Com a morte de Evandro Lins e Silva, o Brasil se vê privado de um cidadão modelar, exemplo para várias gerações. E eu perco um companheiro muito querido, velho amigo da minha família, que extraiu Virgílio de Melo Franco dos cárceres no Estado Novo. Das nove décadas de sua vida irreprochável, toda dedicada à justiça, aos interesses maiores e mais legítimos do País, limitar-me-ei, aqui, à passagem breve, mas significativa, que empreendeu pela política internacional.
Essa atuação começou quando, em 1961, Evandro foi convidado pelo então vice-presidente da República, João Goulart, a fim de acompanhá-lo em visita à República Popular da China, com a qual não tínhamos, na época, relações diplomáticas.
A viagem ao oriente comunista começou por Moscou, então também afastado diplomaticamente do Brasil. Ali, a delegação brasileira manteve breve encontro com Kruschev e Brezhnev.
Em Pequim, recebidos por Chen Y-ii, ministro das Relações Exteriores, as principais reuniões dos brasileiros se deram com Mao Tse-tung e o chefe do governo, Chou En-lai. As reivindicações chinesas visavam, sobretudo, o apoio do Brasil ao ingresso da República Popular nas Nações Unidas. A questão se prendia ao reconhecimento de credenciais das delegações.
Na ONU, o lugar da China no Conselho de Segurança era ocupado, sob pressão americana, pela República da China, cujo governo, derrotado na guerra civil em 1949, buscara abrigo na ilha de Taiwan. Mais ou menos como se a parte vencida numa revolução hipotética entre nós se houvesse refugiado em Marajó, e, durante um quarto de século, os Estados Unidos tentassem convencer o mundo de que o Brasil era Marajó. Havia, também, grande interesse chinês no desenvolvimento do intercâmbio comercial e, se possível, diplomático entre os dois países.
De junho a agosto de 1963, Evandro Lins chefiou a política externa brasileira e recebeu de João Goulart (alçado à presidência com a renúncia insensata de Jânio Quadros) total autonomia para o exercício das suas novas funções.
Lá, deu plena continuidade à diplomacia independente iniciada por Afonso Arinos, que se caracterizara por rejeitar alianças automáticas e pela atenção prioritária conferida aos interesses nacionais.
Aquela política teve prosseguimento com San Tiago Dantas, de novo com Afonso Arinos, Hermes Lima e Evandro. O último titular do Itamaraty, antes da instauração da ditadura militar em 1964, foi o embaixador Araújo Castro.

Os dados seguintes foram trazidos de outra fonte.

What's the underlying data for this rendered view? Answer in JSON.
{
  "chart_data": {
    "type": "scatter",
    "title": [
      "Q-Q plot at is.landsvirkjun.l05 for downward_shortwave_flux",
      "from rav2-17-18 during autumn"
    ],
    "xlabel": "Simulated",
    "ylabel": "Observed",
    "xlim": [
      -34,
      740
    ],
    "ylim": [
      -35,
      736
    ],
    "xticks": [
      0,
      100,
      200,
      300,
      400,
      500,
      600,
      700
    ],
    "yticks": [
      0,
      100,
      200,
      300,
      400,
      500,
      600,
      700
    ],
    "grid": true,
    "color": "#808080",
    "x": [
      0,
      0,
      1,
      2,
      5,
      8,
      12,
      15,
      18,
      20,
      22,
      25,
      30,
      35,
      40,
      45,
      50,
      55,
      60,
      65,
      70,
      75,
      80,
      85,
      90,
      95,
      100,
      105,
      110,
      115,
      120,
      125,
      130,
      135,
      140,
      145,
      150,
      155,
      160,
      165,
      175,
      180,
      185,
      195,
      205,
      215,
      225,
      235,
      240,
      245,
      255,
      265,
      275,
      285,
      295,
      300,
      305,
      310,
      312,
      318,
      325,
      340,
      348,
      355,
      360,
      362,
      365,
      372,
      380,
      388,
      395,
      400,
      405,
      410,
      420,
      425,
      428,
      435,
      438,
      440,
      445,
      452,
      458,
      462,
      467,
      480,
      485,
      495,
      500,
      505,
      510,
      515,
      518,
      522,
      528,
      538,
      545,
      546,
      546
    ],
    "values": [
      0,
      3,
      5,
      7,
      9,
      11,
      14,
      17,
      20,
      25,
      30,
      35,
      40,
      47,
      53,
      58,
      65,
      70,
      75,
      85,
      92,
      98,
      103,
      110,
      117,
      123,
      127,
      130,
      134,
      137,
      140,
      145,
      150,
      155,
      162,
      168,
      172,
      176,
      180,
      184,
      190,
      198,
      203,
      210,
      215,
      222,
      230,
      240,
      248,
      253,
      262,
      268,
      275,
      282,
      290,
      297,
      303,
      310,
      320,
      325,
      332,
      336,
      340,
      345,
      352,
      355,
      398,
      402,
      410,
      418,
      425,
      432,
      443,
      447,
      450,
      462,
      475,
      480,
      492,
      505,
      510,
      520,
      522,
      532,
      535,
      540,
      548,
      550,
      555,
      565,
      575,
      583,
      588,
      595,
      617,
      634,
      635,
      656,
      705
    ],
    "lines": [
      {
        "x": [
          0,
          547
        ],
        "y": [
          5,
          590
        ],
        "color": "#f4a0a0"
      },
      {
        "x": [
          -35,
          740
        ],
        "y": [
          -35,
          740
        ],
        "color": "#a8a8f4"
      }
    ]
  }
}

Quando dirigia o Itamaraty, Evandro Lins e Silva representou o Brasil na posse do presidente Belaunde Terry, do Peru, e na coroação do papa Paulo VI. Nessa última ocasião, acompanhando o presidente Goulart, aproveitou o ensejo para encontrar-se, em Roma, com o presidente John Kennedy. O pleito brasileiro era reescalonar a dívida externa, então, como agora, obstáculo permanente ao desenvolvimento econômico sustentado do nosso País.
No Brasil, Evandro manteve diálogo delicado com o embaixador dos Estados Unidos, Lincoln Gordon, que se mostrava insatisfeito pelas declarações contrárias à Aliança para o Progresso, de iniciativa do presidente Kennedy, proferidas por ocupantes de outras pastas.
O chanceler alegou ao diplomata americano que, no Brasil, as opiniões se exprimiam livremente, mas as posições do Governo em matéria de política externa eram as definidas pelo presidente da República e pelo ministro do Exterior. E aproveitou para reclamar de taxações injustas sobre a venda de produtos brasileiros no exterior. Queixa que permanece válida até hoje.
Coube também a Evandro Lins instruir a Delegação do Brasil junto às Nações Unidas para que votasse a favor da descolonização das chamadas províncias ultramarinas portuguesas na Comissão de Territórios Não-Autônomos.
No Governo Goulart, o grande brasileiro ocupara ainda, com dedicação e integridade incomparáveis, a Procuradoria Geral da República, a chefia do Gabinete Civil da Presidência, e chegaria ao Supremo Tribunal Federal, de onde o arbítrio ditatorial o excluiu.
Mais tarde, foi sua a glória de expulsar do templo o vendilhão Fernando Collor. E seria membro dos mais estimados e respeitados da Academia Brasileira de Letras, onde terá sucessor, mas nunca substituto.